Last Sunday was Trinity Sunday and so I have been reading Trinity: A Story of Deep Delight by a Dominican sister, Anne Marie Mongoven O.P. Published by Columba Press. Although the Trinity is the Christian Mystery, Mongoven is right to emphasise the two essential aspects of it: the Blessed Trinity is love and it is relational. As she points out, “This identification of the mutual relationship within God distinguishes the Christian vision of God from that of all other religious faiths”.
There is much to meditate on in this book: that the Triune God is “one, living, creative, passionate and ecstatic love”; that St Augustine distinguished between the three Persons as Lover/Beloved/Love; and most fascinating, her anecdote that in the Church of the 4th Century “One could hardly walk through the marketplace without becoming engaged in a conversation about the Trinity.” I would love to think this could happen in my local high street today, but I think it is vanishingly unlikely. As an experiment, I might harangue an acquaintance on the subject when I next bump into him or her and see what happens.
It is also a shame that we only sing the hymn Veni Sancte Spiritus on Pentecost Sunday. Said to have been written by Stephen Langton, Archbishop of Canterbury in the 13th Century, it reminds us that the Holy Spirit is a Person and the bringer of specific gifts to the soul: consolation, solace, healing, joy and comfort. How often, in our darker moments, do we remember this and call upon Him?

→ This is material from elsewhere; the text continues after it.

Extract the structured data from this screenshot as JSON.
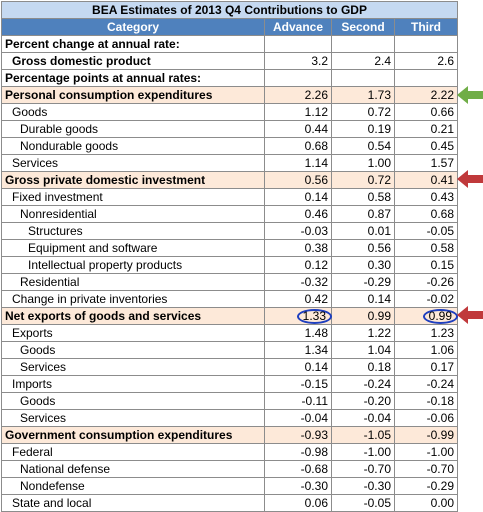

Writing “He” reminds me that we do not usually give this personal pronoun to the Holy Spirit – even though Stephen Langton describes (Him) as “pater pauperum” – “father of the poor.” Nonetheless, we always speak of “Father” and “Son” to describe the two other Persons of the Trinity.
This brings me to one of two annoyances in the book: Sister Mongoven thinks there is a “problem” with these names. She writes, “Today, in a society becoming ever more aware of the value of women in themselves, the words Jesus used to name Trinity seem offensive to many women and men. But we can change our images…To do nothing is to continue to oppress women. To do away with exclusively male imagery would make our Church stronger and more loving and our prayer more authentic.”
She goes on, “It may take a long time to remove the stigma against women evident in male imagery. In the Roman Catholic Church, for example, women still have no participation in Church leadership…” and so on.
This strikes me as coming straight from the School of Feminism. Women might have some genuine grievances against the Church but feeling “oppressed” by the language given to distinguish the Persons of the Trinity isn’t one of them. My knock-down argument is that Jesus’s own language can never be “offensive”: if he has given us that sublime prayer, “Our Father who art in heaven…”, who are we to judge it wanting or inauthentic towards women? I have never met any woman who thinks this. Perhaps I move in very narrow circles.
My other quibble is an old one I have raised before: why does Mongoven use “CE” (Common Era) rather than the traditional and commonly accepted “AD”? Her book is about the Trinitarian God, made fully manifest to humankind by the coming of Christ into the world. I suspect the author is being oversensitive towards the susceptibilities of those outside the Christian faith. Let’s stick with Anno Domini.